The clinical endodontic teaching program at the Jordan University Dental School and hospital takes place over the final 2 years (fourth and fifth) of the undergraduate degree program. During which student receive 28-h lectures in endodontics and 112 h of clinical endodontic training. Unlike some dental schools in UK and Europe where it is extremely difficult to provide specialist endodontists for both pre-clinical and clinical endodontic courses, [29] pre-clinical and clinical endodontic treatments are performed under the direct supervision of full-time academic staff specialist endodontists. Unfortunately, the ratio of clinical staff to students is 1:12 which is also lower than other countries.

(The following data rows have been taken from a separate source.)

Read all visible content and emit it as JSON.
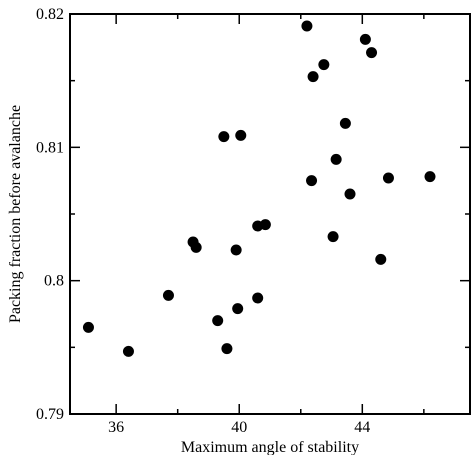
{
  "chart_data": {
    "type": "scatter",
    "title": "",
    "xlabel": "Maximum angle of stability",
    "ylabel": "Packing fraction before avalanche",
    "xlim": [
      34.5,
      47.5
    ],
    "ylim": [
      0.79,
      0.82
    ],
    "x_ticks": [
      36,
      40,
      44
    ],
    "x_tick_labels": [
      "36",
      "40",
      "44"
    ],
    "y_ticks": [
      0.79,
      0.8,
      0.81,
      0.82
    ],
    "y_tick_labels": [
      "0.79",
      "0.8",
      "0.81",
      "0.82"
    ],
    "grid": false,
    "marker_color": "#000000",
    "points": [
      {
        "x": 35.1,
        "y": 0.7965
      },
      {
        "x": 36.4,
        "y": 0.7947
      },
      {
        "x": 37.7,
        "y": 0.7989
      },
      {
        "x": 38.5,
        "y": 0.8029
      },
      {
        "x": 38.6,
        "y": 0.8025
      },
      {
        "x": 39.3,
        "y": 0.797
      },
      {
        "x": 39.6,
        "y": 0.7949
      },
      {
        "x": 39.9,
        "y": 0.8023
      },
      {
        "x": 39.95,
        "y": 0.7979
      },
      {
        "x": 39.5,
        "y": 0.8108
      },
      {
        "x": 40.05,
        "y": 0.8109
      },
      {
        "x": 40.6,
        "y": 0.7987
      },
      {
        "x": 40.6,
        "y": 0.8041
      },
      {
        "x": 40.85,
        "y": 0.8042
      },
      {
        "x": 42.2,
        "y": 0.8191
      },
      {
        "x": 42.4,
        "y": 0.8153
      },
      {
        "x": 42.75,
        "y": 0.8162
      },
      {
        "x": 42.35,
        "y": 0.8075
      },
      {
        "x": 43.05,
        "y": 0.8033
      },
      {
        "x": 43.15,
        "y": 0.8091
      },
      {
        "x": 43.45,
        "y": 0.8118
      },
      {
        "x": 43.6,
        "y": 0.8065
      },
      {
        "x": 44.1,
        "y": 0.8181
      },
      {
        "x": 44.3,
        "y": 0.8171
      },
      {
        "x": 44.6,
        "y": 0.8016
      },
      {
        "x": 44.85,
        "y": 0.8077
      },
      {
        "x": 46.2,
        "y": 0.8078
      }
    ]
  }
}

A recent study showed that pre-clinical endodontic training had an influence on the technical quality of root canal treatment performed at the clinical level. 25 In addition, studies associate the curriculum of pre-clinical endodontic course with the low technical quality of root canal treatments. [8, 14, 27, 28] In the last few years, many new topics have been added to our curriculum such as training on the use of apex locators on models and the placement of rubber dam isolation on teeth on the phantom head, in order to increasingly simulate the true clinical environment that student will face when working on a patient. Nevertheless, many students express their anxiety and restlessness when treating a patient endodontically for the first time as it does not simulate their training at the pre-clinical course. This might be attributed to many clinical factors such as patient cooperation, need to achieve adequate anesthesia, interference of saliva and the tongue. All these factors are not simulated at the pre-clinical course.

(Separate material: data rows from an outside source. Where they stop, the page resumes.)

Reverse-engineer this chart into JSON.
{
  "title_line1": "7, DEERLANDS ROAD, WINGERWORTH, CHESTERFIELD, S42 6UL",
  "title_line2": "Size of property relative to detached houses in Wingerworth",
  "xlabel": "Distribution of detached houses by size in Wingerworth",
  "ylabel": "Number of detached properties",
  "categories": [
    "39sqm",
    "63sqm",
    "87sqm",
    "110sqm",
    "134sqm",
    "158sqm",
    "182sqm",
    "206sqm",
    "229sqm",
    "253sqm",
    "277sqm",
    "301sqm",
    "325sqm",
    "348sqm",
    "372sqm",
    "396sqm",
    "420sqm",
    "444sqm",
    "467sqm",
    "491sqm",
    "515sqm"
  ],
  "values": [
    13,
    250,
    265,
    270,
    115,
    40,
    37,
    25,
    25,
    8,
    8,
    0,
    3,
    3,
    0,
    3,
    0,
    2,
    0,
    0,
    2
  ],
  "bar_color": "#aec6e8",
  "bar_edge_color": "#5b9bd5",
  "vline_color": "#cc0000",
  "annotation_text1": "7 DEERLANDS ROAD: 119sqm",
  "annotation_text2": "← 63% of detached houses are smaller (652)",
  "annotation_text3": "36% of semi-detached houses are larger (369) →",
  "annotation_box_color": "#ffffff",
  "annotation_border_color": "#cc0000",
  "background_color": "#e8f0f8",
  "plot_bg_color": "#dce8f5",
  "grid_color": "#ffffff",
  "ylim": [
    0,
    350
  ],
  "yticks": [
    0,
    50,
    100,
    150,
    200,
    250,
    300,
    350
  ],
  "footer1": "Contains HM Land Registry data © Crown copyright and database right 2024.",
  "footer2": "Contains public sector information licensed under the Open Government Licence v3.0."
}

It is recommended to review the curriculum of the pre-clinical endodontic courses and provide a more-simulating environment to the clinical setting. Also, an increase in direct supervision and training time would be desirable. The introduction of rotary endodontic files might have an impact on the quality of root canal treatment provided. In addition, third year students should be allowed access to the clinical environment by assisting a fourth or fifth year student performing root canal treatment on a patient. This will assist in the overall comprehension of root canal treatment and the ability to evaluate the clinical situation and factors that may play a role in quality of endodontic treatments.

6. Conclusions

The technical quality of root canal obturation performed by undergraduate dental students using cold lateral compaction was found to be poor with only 29.2% having adequate quality, regardless of student level. This low percentage suggests that the training course in endodontics has to be improved at both preclinical and clinical levels. It is recommended that new techniques and instruments incorporated into the curriculum to enhance the quality of endodontic work.

Abbreviations

FDARC: Faculty of Dentistry Academic Research Committee; JUDH: Jordan University Dental Hospital; RCT: root canal treatment; UG: undergraduate.

Competing Interests

The authors declare that they have no competing interests.